В его жизни было столько противоречий и путаницы! Он знал, что должен испытывать благодарность к Огастесу, и действительно был благодарен человеку, который платил за его обучение в вечерней школе, достаточно прилично одевал, кормил, давал крышу над головой. Виктор понимал, что ему повезло гораздо больше других иммигрантов. Но все же Огастес никогда его не любил, и, размышляя об этом, Виктор понял, что именно холодность приемного отца ранила его больше всего. Как он помнил, на Сицилии семья была прочнейшей ячейкой общества, сплачивавшей сицилийцев, помогавшей им выдержать эксплуатацию и противостоять многочисленным иностранным завоевателям, волнами накатывавшим на остров в течение многих веков. Однако Виктор никогда не имел ни настоящей матери, ни настоящей семьи, поэтому он был парией даже на Сицилии, не говоря уж о Нью-Йорке. Декстеры годами пытались привить ему свои понятия и этику англосаксов протестантского вероисповедания, Элис мягко, а Огастес грубо. Виктор попытался приспособиться к их странному для него образу жизни, потому что выбора не было. Но действительно ли он верил в строгую трудовую этику протестанта Огастеса? Она отвергала простые радости, которые помнились Виктору с детства, — простодушное удовольствие от съеденного инжира или апельсина, прогулки по холмам вокруг Монреале под лучами жаркого солнца, когда в голову не приходили мысли об «успехе» и «положении», имевших в мире Огастеса громадное значение. Виктор размышлял, что определенного успеха в новом мире добиться необходимо, главным образом потому, что в городе, где все подчинялось власти денег, судьба неудачника так незавидна. Кроме того, после двух лет работы кассиром в «Декстер-банке» (этим он тоже был обязан Огастесу) финансовый мир показался ему очень интересным. Но какого «положения» он мог добиться? Примет ли его мир Декстеров, особенно теперь, когда Виктор поднял почти что бунт на их танцевальном вечере? Взглянет ли на него когда-нибудь Люсиль не как на диковину, привезенного в Америку крестьянина, не слугу и не члена семьи, не сицилийца и не американца? Этой ночью Виктор окончательно решил свернуть с «новой тропы». Инстинкт повел его к центру города, в Маленькую Италию, где можно было попытаться вновь найти, казалось бы, безвозвратно забытый свой «торный путь».
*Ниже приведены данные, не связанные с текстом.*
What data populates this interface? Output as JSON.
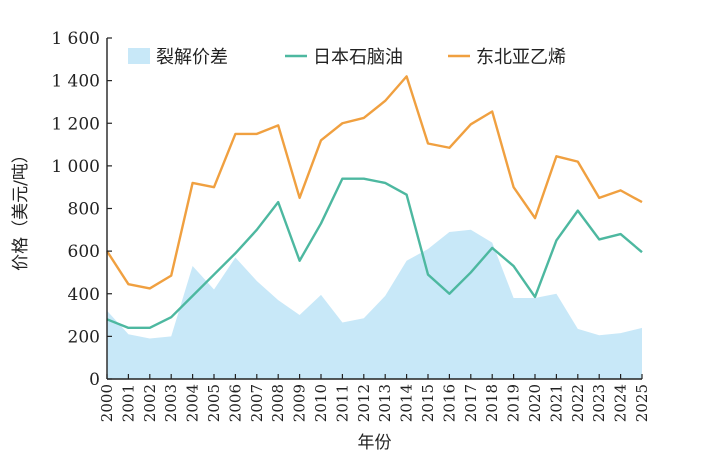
{
  "chart_data": {
    "type": "line",
    "title": "",
    "xlabel": "年份",
    "ylabel": "价格（美元/吨）",
    "ylim": [
      0,
      1600
    ],
    "yticks": [
      0,
      200,
      400,
      600,
      800,
      1000,
      1200,
      1400,
      1600
    ],
    "ytick_labels": [
      "0",
      "200",
      "400",
      "600",
      "800",
      "1 000",
      "1 200",
      "1 400",
      "1 600"
    ],
    "x": [
      "2000",
      "2001",
      "2002",
      "2003",
      "2004",
      "2005",
      "2006",
      "2007",
      "2008",
      "2009",
      "2010",
      "2011",
      "2012",
      "2013",
      "2014",
      "2015",
      "2016",
      "2017",
      "2018",
      "2019",
      "2020",
      "2021",
      "2022",
      "2023",
      "2024",
      "2025"
    ],
    "legend_position": "top",
    "series": [
      {
        "name": "裂解价差",
        "kind": "area",
        "color": "#c8e8f8",
        "values": [
          320,
          210,
          190,
          200,
          530,
          420,
          570,
          460,
          370,
          300,
          395,
          265,
          285,
          390,
          555,
          610,
          690,
          700,
          640,
          380,
          380,
          400,
          235,
          205,
          215,
          240
        ]
      },
      {
        "name": "日本石脑油",
        "kind": "line",
        "color": "#4db8a0",
        "values": [
          280,
          240,
          240,
          290,
          390,
          490,
          590,
          700,
          830,
          555,
          730,
          940,
          940,
          920,
          865,
          490,
          400,
          500,
          615,
          530,
          385,
          650,
          790,
          655,
          680,
          595
        ]
      },
      {
        "name": "东北亚乙烯",
        "kind": "line",
        "color": "#f0a040",
        "values": [
          600,
          445,
          425,
          485,
          920,
          900,
          1150,
          1150,
          1190,
          850,
          1120,
          1200,
          1225,
          1305,
          1420,
          1105,
          1085,
          1195,
          1255,
          900,
          755,
          1045,
          1020,
          850,
          885,
          830
        ]
      }
    ]
  }
}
Он сошел с поезда на станции «Бликер-стрит», спустился на заснеженный тротуар и пошел на запад. Он направлялся в маленькую тратторию[17] на Томсон-стрит, где иногда находил спасение от бесконечных жарких, телятины и отбивных, которые так любили у Декстеров, чтобы насладиться тушеными баклажанами, макаронами с сардинами, замечательно, почти как в Палермо, приготовленным тунцом и самым вкусным из всех блюдом — божественным мороженым по-сицилийски. Маленький ресторанчик принадлежал Риччоне — супругам среднего возраста из Трапани. Виктор им нравился, к тому же они были заинтригованы его почти уникальным положением в верхней части города, фактом его усыновления «этими американцами», как сицилийцы именовали всех, за исключением своих земляков. Для Риччоне, как для большинства сицилийцев в Нью-Йорке, избрать «новый путь» означало перенести старый в полной неприкосновенности из Сицилии на новое место. Они едва говорили по-английски и общались в основном только с земляками. И были гораздо счастливее Виктора. Он хотел поделиться с ними своими горестями…

— Подрался, красавчик?

Молодой человек так погрузился в свои мысли, что не заметил проститутку, стоявшую в скудно освещенном дверном проеме, хотя, кроме нее, на улице никого не было. Он остановился, взглянул на нее и приложил руку к лицу. Уходя от Декстеров, он стер кровь, но под правым глазом появился синяк, а верхняя губа распухла.